How can Japan’s sudden support for regional integration be explained?
Hatoyama’s plan can be seen in the light of three factors: Japanese history as an ‘Asian outsider’, Japan’s current situation, and the current situation of the United States. In dealing with the first, it should be remembered that modern Japanese history is essentially one of coming from a position of weakness in its relationship with China and Korea to a position of dominance during the 20th century using the power, tools and technology of the West. This has created in Japanese policy-makers a tendancy to view foreign policy as a bipolar choice between the West and Asia. Adding to this historical dilemma has been the fact that Japan’s security has depended directly or indirectly on Western states while its economic security has depended on Asian markets. Indeed, it is a facet of Japan’s modern identity that it has tried and often failed to straddle both worlds. Following its victory over Tsarist Russia in 1905, Japanese thinkers promoted Koa-ron (Asian-facing policies); while simultaneously developing strong security ties with Great Britain.
During the Cold War, these two choices were synthesised as the US became both a security guarantor for Japan as well as its biggest export market. Only after the end of the Cold War did Japan have to face the future with renewed uncertainty. Its economic relationship with the US had become a long-running battle over protection of its homemarket, while the loss of the Soviet threat in the North Pacific emptied the meaning from the security relationship. While the US-Japanese military and economic relationship was repaired and renewed, Japan also began to reconsider its relationship with the region. In 1993, Japanese diplomats helped midwife the ASEAN Regional Forum (ARF), a security wing of ASEAN, and then in 1997-1998, Japan tried unsuccessfully to create an Asian Monetary Fund to help deal with the Asian financial crisis. In all three instances, Tokyo realised that any chance of success depended on the acquiescence of either Beijing or Washington.
If history provides Japanese thinkers with the outlines of an Asian versus Western foreign policy, what pushed Hatoyama into supporting the former over the latter?
The obvious reason is the change of relative power that has taken place over the last decade between Japan, the US, and China. Japan is now speaking of lostdecades rather than a lost decade, and trying to balance a declining economic share of power in the region with an aging workforce. Its share of trade with ASEAN fell from 20.2 per cent in 1993 to just over 12 per cent in 2008, while conversely China’s share rose from 2.1 per cent to 11.3 per cent over the same time span. It is clear that China’s economic integration into the region is growing at a faster rate, while Japan’s is actually declining relative to China.
Hatoyama’s op-ed piece also talks of the end of the US-led globalism, spurred by the Iraq wars and financial crisis. Japan could keep its wagon hitched to the US, or it could begin to look to the rising star in the east. Since East Asia accounts for 25 per cent of the world’s GDP and is expected to reach 40 per cent by 2030, it has been clear what Hatoyama’s answer for Japan is. Furthermore, the sooner that Japan makes this move, the better since time only seems to favour China and hurt Japan.

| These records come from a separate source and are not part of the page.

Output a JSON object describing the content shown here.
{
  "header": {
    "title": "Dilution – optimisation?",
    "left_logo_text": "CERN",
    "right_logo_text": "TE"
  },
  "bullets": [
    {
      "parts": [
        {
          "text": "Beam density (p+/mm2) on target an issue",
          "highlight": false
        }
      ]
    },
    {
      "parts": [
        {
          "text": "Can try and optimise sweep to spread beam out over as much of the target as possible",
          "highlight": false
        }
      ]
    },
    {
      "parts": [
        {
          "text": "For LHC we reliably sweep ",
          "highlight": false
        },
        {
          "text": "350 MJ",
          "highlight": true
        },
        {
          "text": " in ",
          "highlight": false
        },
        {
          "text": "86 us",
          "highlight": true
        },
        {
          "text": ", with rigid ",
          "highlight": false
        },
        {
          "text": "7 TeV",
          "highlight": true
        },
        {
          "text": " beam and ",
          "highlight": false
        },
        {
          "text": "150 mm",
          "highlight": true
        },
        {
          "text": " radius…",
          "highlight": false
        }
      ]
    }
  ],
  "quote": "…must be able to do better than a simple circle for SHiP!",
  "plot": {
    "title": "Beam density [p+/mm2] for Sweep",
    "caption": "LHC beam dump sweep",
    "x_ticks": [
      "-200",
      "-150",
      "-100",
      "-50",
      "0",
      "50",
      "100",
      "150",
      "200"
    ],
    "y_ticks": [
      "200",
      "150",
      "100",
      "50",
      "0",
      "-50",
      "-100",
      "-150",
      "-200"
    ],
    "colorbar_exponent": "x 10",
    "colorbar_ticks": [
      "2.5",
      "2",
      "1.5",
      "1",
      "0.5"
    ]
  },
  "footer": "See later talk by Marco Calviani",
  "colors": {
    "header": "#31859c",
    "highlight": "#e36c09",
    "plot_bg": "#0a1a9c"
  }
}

But has Hatoyama moved Japan too soon? After all, this is not the first time that the US has been called a declining power. In the wake of Vietnam, Washington’s reputation was in tatters in the region, and more famously, Paul Kennedy predicted the end of US power in Rise and Fall of the Great Powers in 1987, just before it reached its great ascent to lone superpower status. As always with these arguments, time will tell who was on the right side of history.